I remember meeting regularly with (then) Father Pope when I was joining the Church back in the lat ’90s. I also remember a sermon he delivered addressed to married men enjoining them to be better husbands. He got a lot of flack about it because many of the men felt that he wasn’t aware of what a wife can be like to her husband. I gave him some flack too. What that proves is that Msgr. Pope is a regular person too. What made him stand out in my memory was his willingness to set aside an hour of time every week to meet with me individually in my journey to join the Church, to engage with me even when I became combative with him about the Church, and to set my antagonism aside when I needed him to just be a priest for me. I will always remember Msgr. Pope as a frail human being capable of rising beyond his limitations when someone needs him to be a priest.

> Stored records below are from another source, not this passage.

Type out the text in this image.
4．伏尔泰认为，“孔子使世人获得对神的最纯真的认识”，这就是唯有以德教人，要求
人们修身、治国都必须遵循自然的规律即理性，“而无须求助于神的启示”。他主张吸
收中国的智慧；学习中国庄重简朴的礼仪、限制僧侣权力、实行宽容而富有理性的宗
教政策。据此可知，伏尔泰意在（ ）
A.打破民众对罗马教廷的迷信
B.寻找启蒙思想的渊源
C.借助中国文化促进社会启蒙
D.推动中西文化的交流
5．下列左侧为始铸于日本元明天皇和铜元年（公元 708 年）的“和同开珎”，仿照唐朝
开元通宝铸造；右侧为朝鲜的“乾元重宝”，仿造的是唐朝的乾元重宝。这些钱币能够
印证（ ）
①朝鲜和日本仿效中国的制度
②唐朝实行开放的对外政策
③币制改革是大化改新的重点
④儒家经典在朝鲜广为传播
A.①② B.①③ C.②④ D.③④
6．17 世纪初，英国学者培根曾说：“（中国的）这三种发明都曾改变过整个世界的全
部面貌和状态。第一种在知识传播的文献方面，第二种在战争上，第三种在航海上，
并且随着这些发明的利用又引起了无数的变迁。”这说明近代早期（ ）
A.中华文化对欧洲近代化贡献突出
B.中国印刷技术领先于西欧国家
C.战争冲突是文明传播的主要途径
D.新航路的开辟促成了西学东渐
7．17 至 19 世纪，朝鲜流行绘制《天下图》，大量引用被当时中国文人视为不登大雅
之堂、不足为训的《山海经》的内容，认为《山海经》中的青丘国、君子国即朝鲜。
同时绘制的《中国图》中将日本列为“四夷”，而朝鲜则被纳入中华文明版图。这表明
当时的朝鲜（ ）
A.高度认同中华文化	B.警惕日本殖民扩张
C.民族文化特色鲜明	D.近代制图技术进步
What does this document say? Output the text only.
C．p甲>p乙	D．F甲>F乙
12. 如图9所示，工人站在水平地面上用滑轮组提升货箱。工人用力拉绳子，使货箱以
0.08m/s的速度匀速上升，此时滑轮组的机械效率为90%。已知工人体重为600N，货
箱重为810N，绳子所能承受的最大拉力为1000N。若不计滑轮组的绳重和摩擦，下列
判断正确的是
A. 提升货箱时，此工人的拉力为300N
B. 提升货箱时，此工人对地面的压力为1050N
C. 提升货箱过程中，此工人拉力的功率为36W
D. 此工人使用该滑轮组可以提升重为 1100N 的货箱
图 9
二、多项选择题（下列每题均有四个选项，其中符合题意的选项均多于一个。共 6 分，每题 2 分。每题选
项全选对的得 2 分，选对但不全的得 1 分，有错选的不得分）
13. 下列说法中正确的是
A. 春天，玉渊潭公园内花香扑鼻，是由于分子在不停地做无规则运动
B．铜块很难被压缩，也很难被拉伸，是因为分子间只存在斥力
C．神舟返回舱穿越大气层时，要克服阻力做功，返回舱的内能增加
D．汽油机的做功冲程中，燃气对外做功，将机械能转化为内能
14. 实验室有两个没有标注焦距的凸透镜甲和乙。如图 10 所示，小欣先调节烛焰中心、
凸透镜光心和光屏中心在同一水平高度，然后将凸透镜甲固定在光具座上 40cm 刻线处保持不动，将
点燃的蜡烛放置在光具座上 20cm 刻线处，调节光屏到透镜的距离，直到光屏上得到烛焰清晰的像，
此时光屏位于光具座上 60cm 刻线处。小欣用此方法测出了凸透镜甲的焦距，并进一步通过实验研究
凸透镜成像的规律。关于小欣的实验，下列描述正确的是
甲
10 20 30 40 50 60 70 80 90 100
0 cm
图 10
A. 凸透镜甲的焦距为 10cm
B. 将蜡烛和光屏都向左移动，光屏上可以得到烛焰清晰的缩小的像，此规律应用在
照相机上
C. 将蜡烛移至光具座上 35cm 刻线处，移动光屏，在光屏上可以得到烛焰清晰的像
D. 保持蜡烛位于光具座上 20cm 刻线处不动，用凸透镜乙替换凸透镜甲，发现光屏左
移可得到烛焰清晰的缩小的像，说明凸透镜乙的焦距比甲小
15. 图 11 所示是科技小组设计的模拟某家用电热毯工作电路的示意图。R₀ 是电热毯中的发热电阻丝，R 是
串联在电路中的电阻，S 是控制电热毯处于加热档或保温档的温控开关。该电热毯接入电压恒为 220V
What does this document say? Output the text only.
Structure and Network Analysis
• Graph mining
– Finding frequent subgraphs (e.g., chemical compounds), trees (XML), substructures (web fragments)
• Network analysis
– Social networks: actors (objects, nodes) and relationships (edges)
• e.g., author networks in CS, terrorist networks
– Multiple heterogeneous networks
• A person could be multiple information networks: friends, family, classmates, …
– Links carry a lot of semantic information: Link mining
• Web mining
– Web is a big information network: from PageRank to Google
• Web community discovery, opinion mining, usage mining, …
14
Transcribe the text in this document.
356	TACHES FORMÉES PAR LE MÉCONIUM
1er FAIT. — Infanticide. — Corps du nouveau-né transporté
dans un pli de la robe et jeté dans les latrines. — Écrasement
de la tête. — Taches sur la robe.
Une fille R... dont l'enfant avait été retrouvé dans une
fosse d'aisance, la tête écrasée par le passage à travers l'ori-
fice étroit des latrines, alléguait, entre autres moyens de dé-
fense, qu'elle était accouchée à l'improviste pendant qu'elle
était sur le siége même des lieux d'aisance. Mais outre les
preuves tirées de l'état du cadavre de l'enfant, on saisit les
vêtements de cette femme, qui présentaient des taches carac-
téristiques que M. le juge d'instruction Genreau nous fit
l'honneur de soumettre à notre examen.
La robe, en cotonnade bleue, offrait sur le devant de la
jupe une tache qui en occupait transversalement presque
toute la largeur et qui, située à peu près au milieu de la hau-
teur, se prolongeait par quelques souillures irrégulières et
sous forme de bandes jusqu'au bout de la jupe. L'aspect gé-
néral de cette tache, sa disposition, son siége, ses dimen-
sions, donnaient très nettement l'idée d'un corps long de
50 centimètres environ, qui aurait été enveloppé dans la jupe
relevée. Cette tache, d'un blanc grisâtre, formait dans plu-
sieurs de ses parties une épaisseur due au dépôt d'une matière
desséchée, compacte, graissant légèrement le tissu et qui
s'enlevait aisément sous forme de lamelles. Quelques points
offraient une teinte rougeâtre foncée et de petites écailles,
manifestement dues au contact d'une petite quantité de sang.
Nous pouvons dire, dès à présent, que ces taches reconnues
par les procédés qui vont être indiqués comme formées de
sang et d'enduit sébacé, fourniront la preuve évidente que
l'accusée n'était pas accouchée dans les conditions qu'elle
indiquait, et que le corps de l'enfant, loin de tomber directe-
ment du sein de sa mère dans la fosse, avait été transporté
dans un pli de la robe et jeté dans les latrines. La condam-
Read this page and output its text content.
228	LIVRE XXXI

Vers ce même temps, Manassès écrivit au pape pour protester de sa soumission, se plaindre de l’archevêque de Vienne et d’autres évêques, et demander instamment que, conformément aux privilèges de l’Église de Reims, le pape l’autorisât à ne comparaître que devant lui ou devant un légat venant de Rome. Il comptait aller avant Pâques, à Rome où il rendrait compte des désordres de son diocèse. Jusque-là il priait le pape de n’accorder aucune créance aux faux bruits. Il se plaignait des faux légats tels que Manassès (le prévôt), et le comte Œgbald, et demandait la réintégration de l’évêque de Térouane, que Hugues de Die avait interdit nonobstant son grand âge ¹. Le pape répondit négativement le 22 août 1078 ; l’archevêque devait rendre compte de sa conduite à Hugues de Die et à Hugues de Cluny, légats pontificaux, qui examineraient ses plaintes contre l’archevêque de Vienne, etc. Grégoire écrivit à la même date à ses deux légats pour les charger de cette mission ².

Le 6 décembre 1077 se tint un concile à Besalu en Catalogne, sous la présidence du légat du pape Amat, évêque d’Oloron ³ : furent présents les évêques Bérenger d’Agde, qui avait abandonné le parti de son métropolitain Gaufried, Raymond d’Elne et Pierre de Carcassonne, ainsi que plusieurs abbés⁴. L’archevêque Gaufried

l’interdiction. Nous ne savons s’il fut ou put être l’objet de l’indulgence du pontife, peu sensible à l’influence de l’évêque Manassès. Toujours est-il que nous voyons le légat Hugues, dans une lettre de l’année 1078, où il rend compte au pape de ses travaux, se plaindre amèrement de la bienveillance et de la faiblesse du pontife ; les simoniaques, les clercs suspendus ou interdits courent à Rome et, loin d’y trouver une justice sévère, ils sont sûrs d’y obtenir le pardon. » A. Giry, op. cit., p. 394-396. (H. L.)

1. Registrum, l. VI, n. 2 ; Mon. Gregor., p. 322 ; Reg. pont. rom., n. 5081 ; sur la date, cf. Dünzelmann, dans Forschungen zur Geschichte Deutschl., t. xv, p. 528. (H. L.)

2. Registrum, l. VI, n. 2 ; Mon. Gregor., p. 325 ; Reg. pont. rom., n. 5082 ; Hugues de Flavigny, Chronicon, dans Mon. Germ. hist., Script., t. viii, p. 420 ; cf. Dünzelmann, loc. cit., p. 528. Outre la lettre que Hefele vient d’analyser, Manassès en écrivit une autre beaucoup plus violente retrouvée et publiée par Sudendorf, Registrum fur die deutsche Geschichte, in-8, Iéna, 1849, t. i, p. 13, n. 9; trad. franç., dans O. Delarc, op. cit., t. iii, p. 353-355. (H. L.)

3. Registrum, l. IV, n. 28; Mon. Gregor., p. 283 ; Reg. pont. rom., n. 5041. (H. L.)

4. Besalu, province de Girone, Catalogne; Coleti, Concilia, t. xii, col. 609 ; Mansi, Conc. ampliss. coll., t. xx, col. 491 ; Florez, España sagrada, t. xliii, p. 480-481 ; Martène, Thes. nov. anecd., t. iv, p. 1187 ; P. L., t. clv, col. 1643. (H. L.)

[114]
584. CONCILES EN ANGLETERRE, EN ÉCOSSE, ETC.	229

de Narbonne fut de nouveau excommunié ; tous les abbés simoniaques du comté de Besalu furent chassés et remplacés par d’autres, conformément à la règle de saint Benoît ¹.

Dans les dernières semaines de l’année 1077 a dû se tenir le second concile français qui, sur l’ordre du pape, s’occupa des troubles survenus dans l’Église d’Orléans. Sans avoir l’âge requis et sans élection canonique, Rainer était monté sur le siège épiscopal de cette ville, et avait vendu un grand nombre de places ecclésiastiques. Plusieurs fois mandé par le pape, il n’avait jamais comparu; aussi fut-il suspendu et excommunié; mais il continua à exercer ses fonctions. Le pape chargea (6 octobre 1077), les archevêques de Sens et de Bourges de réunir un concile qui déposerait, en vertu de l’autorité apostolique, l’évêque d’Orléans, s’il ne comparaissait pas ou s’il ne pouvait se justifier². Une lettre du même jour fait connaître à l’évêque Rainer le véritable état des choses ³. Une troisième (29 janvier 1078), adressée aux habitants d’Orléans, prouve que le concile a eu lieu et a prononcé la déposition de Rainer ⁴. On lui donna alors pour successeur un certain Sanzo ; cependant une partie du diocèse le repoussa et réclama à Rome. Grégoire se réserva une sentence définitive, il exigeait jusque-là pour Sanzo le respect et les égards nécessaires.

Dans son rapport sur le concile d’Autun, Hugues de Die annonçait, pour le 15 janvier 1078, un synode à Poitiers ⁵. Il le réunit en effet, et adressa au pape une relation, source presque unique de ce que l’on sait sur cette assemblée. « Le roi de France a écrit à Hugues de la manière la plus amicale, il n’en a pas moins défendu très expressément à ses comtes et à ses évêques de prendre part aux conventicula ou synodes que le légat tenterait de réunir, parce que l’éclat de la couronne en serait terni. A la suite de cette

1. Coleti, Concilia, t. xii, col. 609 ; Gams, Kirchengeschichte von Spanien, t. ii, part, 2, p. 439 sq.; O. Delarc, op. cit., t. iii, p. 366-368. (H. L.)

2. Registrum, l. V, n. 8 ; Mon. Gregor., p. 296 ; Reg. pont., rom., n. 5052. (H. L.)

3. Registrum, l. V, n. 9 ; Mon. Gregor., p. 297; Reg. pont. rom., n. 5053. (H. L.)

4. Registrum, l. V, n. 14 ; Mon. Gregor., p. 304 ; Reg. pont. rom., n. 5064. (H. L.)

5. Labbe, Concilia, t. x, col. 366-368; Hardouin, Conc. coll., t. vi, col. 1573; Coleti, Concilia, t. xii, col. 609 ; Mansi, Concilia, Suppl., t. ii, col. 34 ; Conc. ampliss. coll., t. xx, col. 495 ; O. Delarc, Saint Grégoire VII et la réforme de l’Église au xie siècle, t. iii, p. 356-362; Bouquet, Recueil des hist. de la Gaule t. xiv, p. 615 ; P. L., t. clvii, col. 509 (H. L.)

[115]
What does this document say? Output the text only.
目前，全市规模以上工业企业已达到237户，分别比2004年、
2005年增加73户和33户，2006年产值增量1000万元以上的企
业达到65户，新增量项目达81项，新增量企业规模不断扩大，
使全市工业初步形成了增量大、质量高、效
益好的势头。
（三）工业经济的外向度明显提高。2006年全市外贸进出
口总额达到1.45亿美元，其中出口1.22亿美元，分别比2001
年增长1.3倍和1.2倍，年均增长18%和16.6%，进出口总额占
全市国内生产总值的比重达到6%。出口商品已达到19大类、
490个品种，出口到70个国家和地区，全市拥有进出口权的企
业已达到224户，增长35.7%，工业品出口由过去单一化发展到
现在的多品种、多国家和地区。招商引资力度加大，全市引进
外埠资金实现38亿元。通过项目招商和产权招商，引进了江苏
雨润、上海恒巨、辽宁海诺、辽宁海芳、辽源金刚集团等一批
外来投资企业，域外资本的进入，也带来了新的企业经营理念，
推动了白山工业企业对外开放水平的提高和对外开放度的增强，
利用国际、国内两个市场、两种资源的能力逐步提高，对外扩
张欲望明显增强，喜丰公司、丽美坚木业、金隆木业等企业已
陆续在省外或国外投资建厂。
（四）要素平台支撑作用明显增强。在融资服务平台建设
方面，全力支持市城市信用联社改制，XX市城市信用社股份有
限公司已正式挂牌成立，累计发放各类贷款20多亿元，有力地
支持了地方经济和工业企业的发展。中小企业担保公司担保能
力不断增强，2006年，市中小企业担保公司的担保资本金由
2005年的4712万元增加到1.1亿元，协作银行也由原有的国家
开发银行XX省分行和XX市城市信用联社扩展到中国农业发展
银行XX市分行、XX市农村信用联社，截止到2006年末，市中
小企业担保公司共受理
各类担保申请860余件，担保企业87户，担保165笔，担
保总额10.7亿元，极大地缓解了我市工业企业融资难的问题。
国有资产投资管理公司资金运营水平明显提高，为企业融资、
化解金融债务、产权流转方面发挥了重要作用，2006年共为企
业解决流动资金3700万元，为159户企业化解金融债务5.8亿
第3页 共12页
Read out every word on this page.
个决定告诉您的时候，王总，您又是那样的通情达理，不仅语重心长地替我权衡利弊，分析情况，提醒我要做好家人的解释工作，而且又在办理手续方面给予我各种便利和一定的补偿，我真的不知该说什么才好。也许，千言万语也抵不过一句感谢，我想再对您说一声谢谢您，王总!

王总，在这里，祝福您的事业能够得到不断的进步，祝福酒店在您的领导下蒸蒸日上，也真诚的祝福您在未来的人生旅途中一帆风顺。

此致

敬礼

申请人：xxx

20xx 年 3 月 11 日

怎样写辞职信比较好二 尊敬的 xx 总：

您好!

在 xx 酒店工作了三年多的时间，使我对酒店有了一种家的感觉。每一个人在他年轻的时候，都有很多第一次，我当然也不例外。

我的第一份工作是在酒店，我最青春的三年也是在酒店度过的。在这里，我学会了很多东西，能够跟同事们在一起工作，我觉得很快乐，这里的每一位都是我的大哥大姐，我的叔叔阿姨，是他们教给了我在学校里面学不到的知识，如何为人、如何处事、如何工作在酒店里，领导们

This ssermon meant so much to me tonight – I haven’t been to church in eleven weeks, because I was so angry at our pastor. He didn’t come to the hospital when my husband was very sick even though I asked him to – twice – and called the rectory three times! We live only a block away from church, so Father could have come to the house – my husband was laid up for two months! I went back tonight because it was Palm Sunday and I just needed to. Father talked about Spy Wednesday and I was curious where it got its name. This site came up when I Googled it. I read about the sins of the priests (especially about those who don’t come to the hospital!!!), and I realized I love my church more than I need a relationship with our priest…
Thank you – but I still wish things were different here…
Have a blessed Easter.
God bless you, and I am sorry about your experience! As stated in article, priests are in need of some real prayer! I hope you will convey your experience to the priest, and to the degree that he does not give a satisfactory response, it is then proper to contact the Bishop.